The Snowflake Diadem for the Queen of Canada

Today’s post is dedicated to HM Queen Elizabeth II, who turns 89 today! Although her official birthday is not celebrated until June at Trooping the Colour, I thought I would introduce my readers to a little-known royal head ornament for the Queen of Canada: the Snowflake Diadem.

The Snowflake Diadem on medals and in the stained glass window

The snowflake diadem was designed in 2008 and approved by the Queen. It features alternating stellar dendrite snowflakes and stylised maple leaves (designed by Jacques Saint Cyr in the 1960’s based on the red maple leaf) atop triangular arches. Symbolising her status as Queen of Canada, the diadem does not exist physically (it’s imaginary!). (So for the Canadians who are strongly opposed to the monarchy, you needn’t worry that our taxes went towards the creation of a new crown and is hiding in the Tower of London with the rest of the crown jewels.) In fact, it exists only as a design, featured in the Diamond Jubilee [stained glass] Window at Parliament Hill (to be exact, ‘above the Senate entrance to the Centre Block) in Ottawa, on the Sacrifice Medal (a medal created in 2008 for a member of the Canadian or allied forces wounded or killed in action), and on the Operational Service Medal (a medal created in 2010 for Canadian or allied forces, as well as Canadian police officers, for their services in peacekeeping or other military campaigns). I had trouble finding out who the designer(s) is/are, so I am going to assume that the designers of the stained glass window, Christopher Goodman and Angela Zissoff from Kelowna, British Columbia, also designed the diadem. During her recent royal tour of Canada in 2010, the Queen saw and approved the model for the stained glass window, which was a gift to her on the occasion of her Diamond Jubilee in 2012.

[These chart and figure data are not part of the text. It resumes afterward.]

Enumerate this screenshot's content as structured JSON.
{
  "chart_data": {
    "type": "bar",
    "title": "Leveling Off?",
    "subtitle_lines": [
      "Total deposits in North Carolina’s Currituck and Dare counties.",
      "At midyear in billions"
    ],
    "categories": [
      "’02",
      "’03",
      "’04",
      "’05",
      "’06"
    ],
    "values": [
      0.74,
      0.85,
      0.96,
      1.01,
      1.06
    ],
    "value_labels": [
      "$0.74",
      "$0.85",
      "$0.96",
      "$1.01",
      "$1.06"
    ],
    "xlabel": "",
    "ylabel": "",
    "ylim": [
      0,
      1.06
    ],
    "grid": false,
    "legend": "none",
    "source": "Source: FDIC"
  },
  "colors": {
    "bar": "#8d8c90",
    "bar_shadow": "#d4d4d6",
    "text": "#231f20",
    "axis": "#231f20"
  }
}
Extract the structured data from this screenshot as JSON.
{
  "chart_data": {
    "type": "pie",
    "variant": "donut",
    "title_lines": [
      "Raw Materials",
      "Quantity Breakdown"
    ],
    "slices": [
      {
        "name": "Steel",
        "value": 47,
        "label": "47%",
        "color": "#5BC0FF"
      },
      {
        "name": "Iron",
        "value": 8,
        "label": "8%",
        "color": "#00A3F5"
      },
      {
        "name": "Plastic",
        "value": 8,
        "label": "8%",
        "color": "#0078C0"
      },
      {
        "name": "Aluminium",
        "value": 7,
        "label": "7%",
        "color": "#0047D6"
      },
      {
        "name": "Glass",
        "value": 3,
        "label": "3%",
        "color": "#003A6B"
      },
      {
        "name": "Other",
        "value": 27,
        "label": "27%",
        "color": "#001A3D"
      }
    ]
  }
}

To have a better idea of what the snowflake diadem could look like materially, let’s have a closer look at the diadem on the OSM medal in hi-resolution. The triangular arches and band are lined with round cut diamonds, much like the 1915 Belle Epoque ruby and diamond necklace/tiara. Each arch has nine diamonds. The profile view shows three maple leaves and two snowflakes. Given the maple leaf in the front and back, we can assume that the opposite side also features two snowflakes and one maple leaf. Unlike the diamond Maple Leaf Brooch (gifted to the Queen Mother by her husband ahead of their royal tour of Canada in 1939), the leaves’ edges and veins seem to be plated (in platinum?). To create the brilliance of the maple leaves, I am guessing that the leaf blade would be filled with several small cushion-cut diamonds, similar to the diamond leaves in the Danish Ruby Parure Tiara. As for the snowflakes, my guess is that the outline is lined with tiny round- or baguette-cut diamonds, with a bigger round diamond in the centre. (Clearly, I am no jewellery expert so do not take my word for this!) Since it is to be a Canadian diadem, it must be made from Canadian-mined diamonds, of course. When the Duke and Duchess of Cambridge came to Canada in 2011, they were gifted Harry Winston diamond polar bear cufflinks and a brooch from the Diavik Mine in the Northwest Territories. (As you may or may not know, the American luxury brand, Harry Winston, had been in Canadian hands from 2004/6 to 2013.) According to Robert Gannicott, the Chairman and CEO of Harry Winston, Canadian diamonds are ‘largely brighter and glassier than African diamonds.’ Furthermore, those who purchase Canadian diamonds can be reassured that these are not tainted by conflict-zones. It would be likely that the diamonds for the snowflake diadem would come from either the Diavik or Ekati Mines. As for the craftsmanship – now that Harry Winston is in Swiss hands – I’m afraid I can’t think of a Canadian-owned luxury brand at the moment. 🙁

So there you go. The imaginary diadem that could be!